White sourdough with a little wholemeal mash
Recently Andy sent me a link to a pdf that discussed the effects of the addition of small percentages of pregelatinized flour to a loaf. The particularity was that the flour (preferrably wholemeal) is supposed to be kept at a temperature that would favor alpha-amylase activity without inhibiting beta-amylase, the usual 65°C, in order to develop sugars (to boost fermentation and increase volume) and dextrins (that should relent staling). Few weeks ago I made my first loaf with the technique of water roux that gave me a very airy and light loaf with absolutely no taste, so I decided to retry substituting the roux with the mash and see what would come out.

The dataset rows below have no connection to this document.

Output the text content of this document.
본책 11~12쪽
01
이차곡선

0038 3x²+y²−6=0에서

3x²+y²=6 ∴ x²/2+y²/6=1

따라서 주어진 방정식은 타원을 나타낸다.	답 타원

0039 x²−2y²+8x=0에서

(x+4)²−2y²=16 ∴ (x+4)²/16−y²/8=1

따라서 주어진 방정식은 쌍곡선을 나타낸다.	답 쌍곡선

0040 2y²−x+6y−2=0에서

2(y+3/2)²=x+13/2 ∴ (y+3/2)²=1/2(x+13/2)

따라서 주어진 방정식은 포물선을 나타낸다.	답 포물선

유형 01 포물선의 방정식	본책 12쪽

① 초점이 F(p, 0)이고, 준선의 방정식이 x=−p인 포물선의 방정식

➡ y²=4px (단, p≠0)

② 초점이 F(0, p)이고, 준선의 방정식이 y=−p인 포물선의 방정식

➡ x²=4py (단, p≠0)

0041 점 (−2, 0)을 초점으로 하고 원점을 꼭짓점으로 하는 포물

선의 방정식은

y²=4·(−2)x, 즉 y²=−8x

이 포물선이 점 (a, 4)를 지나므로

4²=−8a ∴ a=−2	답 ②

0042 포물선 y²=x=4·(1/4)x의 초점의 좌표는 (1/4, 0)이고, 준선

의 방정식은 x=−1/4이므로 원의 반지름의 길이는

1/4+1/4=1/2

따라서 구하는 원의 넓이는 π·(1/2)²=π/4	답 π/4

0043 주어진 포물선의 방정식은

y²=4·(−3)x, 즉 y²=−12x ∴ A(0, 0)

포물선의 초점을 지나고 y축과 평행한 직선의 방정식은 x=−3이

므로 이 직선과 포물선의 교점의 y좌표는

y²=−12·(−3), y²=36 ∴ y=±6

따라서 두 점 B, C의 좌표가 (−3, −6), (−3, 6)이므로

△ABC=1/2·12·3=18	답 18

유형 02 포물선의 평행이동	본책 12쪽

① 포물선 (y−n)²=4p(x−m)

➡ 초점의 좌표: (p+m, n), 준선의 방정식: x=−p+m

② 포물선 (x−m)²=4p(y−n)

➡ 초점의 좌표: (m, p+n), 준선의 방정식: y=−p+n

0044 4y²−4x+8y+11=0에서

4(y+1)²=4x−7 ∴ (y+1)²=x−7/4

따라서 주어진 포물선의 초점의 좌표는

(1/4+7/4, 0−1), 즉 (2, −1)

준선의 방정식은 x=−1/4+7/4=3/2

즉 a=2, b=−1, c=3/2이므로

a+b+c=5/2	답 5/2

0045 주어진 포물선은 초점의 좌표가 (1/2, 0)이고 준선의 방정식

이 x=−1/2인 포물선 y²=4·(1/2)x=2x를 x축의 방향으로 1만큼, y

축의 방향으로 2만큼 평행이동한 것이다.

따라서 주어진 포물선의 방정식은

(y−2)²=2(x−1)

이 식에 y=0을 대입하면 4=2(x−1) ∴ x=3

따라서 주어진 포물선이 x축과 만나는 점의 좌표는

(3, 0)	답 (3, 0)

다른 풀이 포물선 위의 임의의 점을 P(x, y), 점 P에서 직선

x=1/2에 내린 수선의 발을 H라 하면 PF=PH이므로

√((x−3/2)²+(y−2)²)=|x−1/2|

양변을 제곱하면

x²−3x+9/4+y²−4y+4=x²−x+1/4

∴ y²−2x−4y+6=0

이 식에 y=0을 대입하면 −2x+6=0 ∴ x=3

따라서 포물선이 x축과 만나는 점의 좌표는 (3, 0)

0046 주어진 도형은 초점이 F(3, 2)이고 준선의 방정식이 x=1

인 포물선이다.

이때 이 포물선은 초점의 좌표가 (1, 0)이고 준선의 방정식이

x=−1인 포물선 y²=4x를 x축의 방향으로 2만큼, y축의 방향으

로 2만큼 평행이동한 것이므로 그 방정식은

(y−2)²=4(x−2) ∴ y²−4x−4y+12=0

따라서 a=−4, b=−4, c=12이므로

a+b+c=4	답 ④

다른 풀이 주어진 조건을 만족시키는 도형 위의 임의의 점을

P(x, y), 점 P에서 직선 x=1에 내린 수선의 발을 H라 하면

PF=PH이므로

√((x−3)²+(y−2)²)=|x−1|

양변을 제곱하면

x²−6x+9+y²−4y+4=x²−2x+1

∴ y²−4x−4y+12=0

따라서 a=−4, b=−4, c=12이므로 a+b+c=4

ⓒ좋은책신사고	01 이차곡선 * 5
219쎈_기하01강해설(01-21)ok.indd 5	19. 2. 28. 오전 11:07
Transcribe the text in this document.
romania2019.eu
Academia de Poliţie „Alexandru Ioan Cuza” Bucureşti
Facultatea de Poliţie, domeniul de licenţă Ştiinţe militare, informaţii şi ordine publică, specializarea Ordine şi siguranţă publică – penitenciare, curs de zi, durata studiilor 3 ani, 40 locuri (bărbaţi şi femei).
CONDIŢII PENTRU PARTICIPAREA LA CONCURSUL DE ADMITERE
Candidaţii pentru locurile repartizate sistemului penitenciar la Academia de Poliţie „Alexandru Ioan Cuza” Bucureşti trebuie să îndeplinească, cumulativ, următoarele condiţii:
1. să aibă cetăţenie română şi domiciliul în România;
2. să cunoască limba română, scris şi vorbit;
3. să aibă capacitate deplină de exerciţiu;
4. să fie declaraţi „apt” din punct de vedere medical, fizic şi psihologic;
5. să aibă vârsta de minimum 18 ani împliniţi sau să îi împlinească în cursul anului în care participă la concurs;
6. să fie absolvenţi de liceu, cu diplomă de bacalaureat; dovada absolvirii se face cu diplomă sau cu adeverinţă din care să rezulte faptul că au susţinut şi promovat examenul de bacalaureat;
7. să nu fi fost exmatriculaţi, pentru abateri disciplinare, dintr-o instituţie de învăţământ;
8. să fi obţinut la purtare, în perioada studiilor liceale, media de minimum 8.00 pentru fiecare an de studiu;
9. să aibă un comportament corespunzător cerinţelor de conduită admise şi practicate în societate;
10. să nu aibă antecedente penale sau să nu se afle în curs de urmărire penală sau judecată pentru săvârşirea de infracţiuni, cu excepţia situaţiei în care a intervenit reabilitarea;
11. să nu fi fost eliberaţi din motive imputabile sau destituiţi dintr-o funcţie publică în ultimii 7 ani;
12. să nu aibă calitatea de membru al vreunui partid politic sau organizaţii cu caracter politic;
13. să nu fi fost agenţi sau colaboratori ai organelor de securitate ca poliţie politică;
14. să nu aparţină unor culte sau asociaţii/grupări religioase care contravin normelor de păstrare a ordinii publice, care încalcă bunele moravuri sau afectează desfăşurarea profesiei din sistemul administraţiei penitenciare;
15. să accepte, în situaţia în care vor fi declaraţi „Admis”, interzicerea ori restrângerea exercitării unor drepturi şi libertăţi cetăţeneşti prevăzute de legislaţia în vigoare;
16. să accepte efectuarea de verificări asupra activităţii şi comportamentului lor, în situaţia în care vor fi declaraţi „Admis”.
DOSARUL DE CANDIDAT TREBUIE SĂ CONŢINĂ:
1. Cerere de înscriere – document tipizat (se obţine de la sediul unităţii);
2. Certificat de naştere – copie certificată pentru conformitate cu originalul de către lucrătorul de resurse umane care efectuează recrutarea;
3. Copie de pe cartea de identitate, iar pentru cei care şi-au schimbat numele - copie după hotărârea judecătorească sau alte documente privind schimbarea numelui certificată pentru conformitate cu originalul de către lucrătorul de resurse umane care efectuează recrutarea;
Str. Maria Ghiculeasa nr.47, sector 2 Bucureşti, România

I only changed the percentage of gelatinized flour (almost 10%) and the hydratation of the mash (3:1, as in typical beer-making).
This is how I proceeded:
-I prepared the mash with 40 gr of wholemeal flour mixed with 120 gr of water heated to 75°C. The final temperature of the mash was exactly 65°C. I kept the mash enveloped in a blanket of pile for the duration of the preferment (below). At the end it was sweetish and quite liquid.
-70 gr of preferment at 75% hidratation (half durum and half soft wheat flours)
After 10 hours I dissolved the mash and the preferment in 130 gr of water, then I added 360 of soft wheat flour per pizza, let autolyze for 30 minutes, finally I added 10 gr of salt and gave 5 rounds of folds every 30 minutes using some peanut oil to help me. When it was time (the dough itself woke me up at 6 am) I baked the loaf at 180°C starting from cold oven.
As with the other bread the crumb came out so soft (but more airy!) that it's immaterial, even difficult to slice as the picture shows. The crust was hard, but it softened too much during the rest (how can I sort out this recurring problem?). The aroma is really good. The taste...uhm, so and so, barely worth the effort: there's some sweet tone, but I'm definitively inclined to rejoin for good the dark side.
Well, not exactly a success but I HAD to testimony it.